Solamente el capitán hablaba un inglés intachable, difícilmente mejor pronunciado por un profesor de Oxford; pero fuera de él, la jerga hablada por los demás no podía compararse ni siquiera con el inglés chapurreado o con la jerga de los yanquis de Hell’s Kitchen, pues éstos resultaban elegantes. Algún recién llegado, aunque se tratase de un individuo de habla inglesa, habría tenido dificultades durante las dos primeras semanas para comprender y hacerse comprender en el Yorikke. Todos los marineros, de cualquier nacionalidad que sean, saben por lo menos cien palabras inglesas, pronunciadas generalmente en forma tal que no es sino media hora después cuando uno empieza a darse cuenta de lo que pretenden expresar. Sin embargo, el vocabulario difiere de un marino a otro y difícilmente se encuentran dos que pronuncien en igual forma la misma palabra. Viviendo y trabajando juntos, los marinos van cogiendo las palabras de sus compañeros, y ocurre que al cabo de dos meses todos los hombres que van a bordo conocen cerca de trescientas palabras comunes a toda la tripulación y comprendidas por todos. A ésas deben agregarse todas las voces de mando, las que sin excepción son dadas en inglés, pero en una jerga en la que se mezclan acentos irlandeses y escoceses, y en que se nota que las «erres» y las «ches» suelen estar siempre fuera de su lugar. La jerigonza es enriquecida por palabras que algunos marinos, debido a su falta del vocablo adecuado, usan ocasionalmente, empleando el correspondiente en su lengua materna. Esas palabras empleadas una y otra vez, son al cabo de algún tiempo usadas por otros. Tomando en consideración que usualmente por lo menos uno de los fogoneros era español, se había establecido la regla de usar siempre las palabras castellanas agua y carbón, y hasta los maquinistas las usaban en vez de water y coal.

Teníamos posibilidad de conversar sobre cualquier tópico con los demás. Nuestras conversaciones demandaban solamente el empleo de trescientas cincuenta palabras, más o menos. Y cuando nuestra historia nacía en el corazón, crecía en el alma y se agrandaba en nuestras propias experiencias dulces o amargas, ese reducido número de palabras bastaba para no dejar nada sin explicación, para comprenderlo todo.

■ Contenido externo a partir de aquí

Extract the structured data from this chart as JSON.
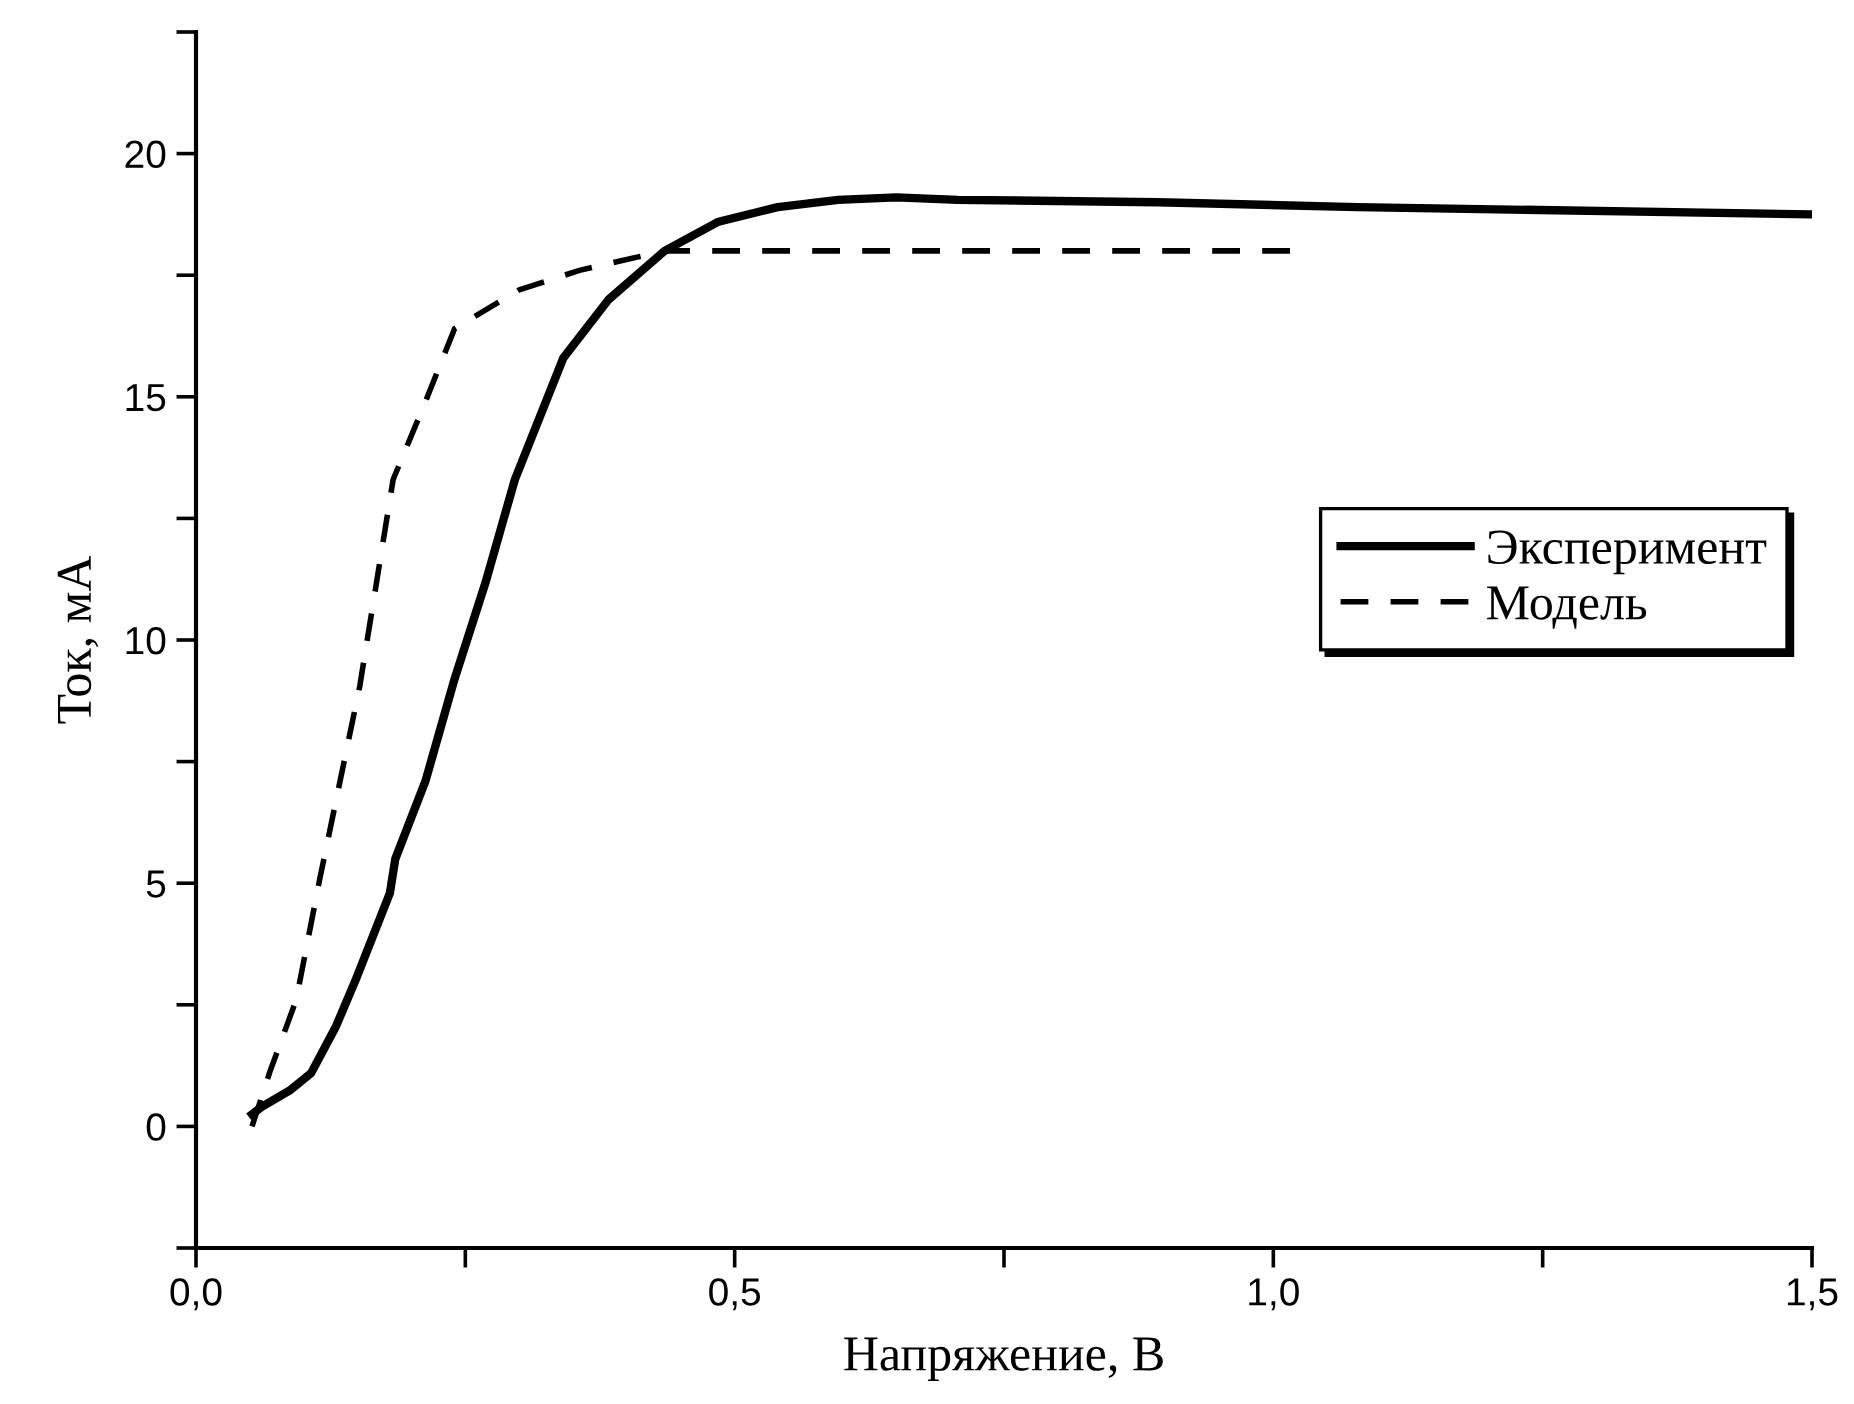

Todas ellas podían haber sido impresas, ahora que hay que agregar que ninguna librería habría vendido dos ejemplares de ellas y que, de intentarlo, los libreros, editores e impresores se hundirían en una penitenciaría por treinta años.

No obstante la distancia que había entre el inglés yorikkiano y el académico, las radicales permanecían siendo voces inglesas, y siempre que se enrolaba algún marino cuya lengua materna fuera el inglés, la jerga yorikkiana volvía a purificarse y a enriquecerse con nuevas palabras y con la mejor pronunciación de otras que en atención a su uso indebido habían perdido sus conexiones familiares.

Un marinero nunca se ve en aprietos cuando de idiomas se trata. Siempre le es posible hacerse comprender medianamente, sin importar en qué puerto lo boten. Sin duda alguna encontrará la forma de obtener una respuesta a la vieja pregunta: «¿Cuándo comemos?» Además de que cualquier superviviente del Yorikke, jamás podría asustarse de nada. Para él nada de lo que es posible alcanzar a un hombre valeroso le estaría vedado.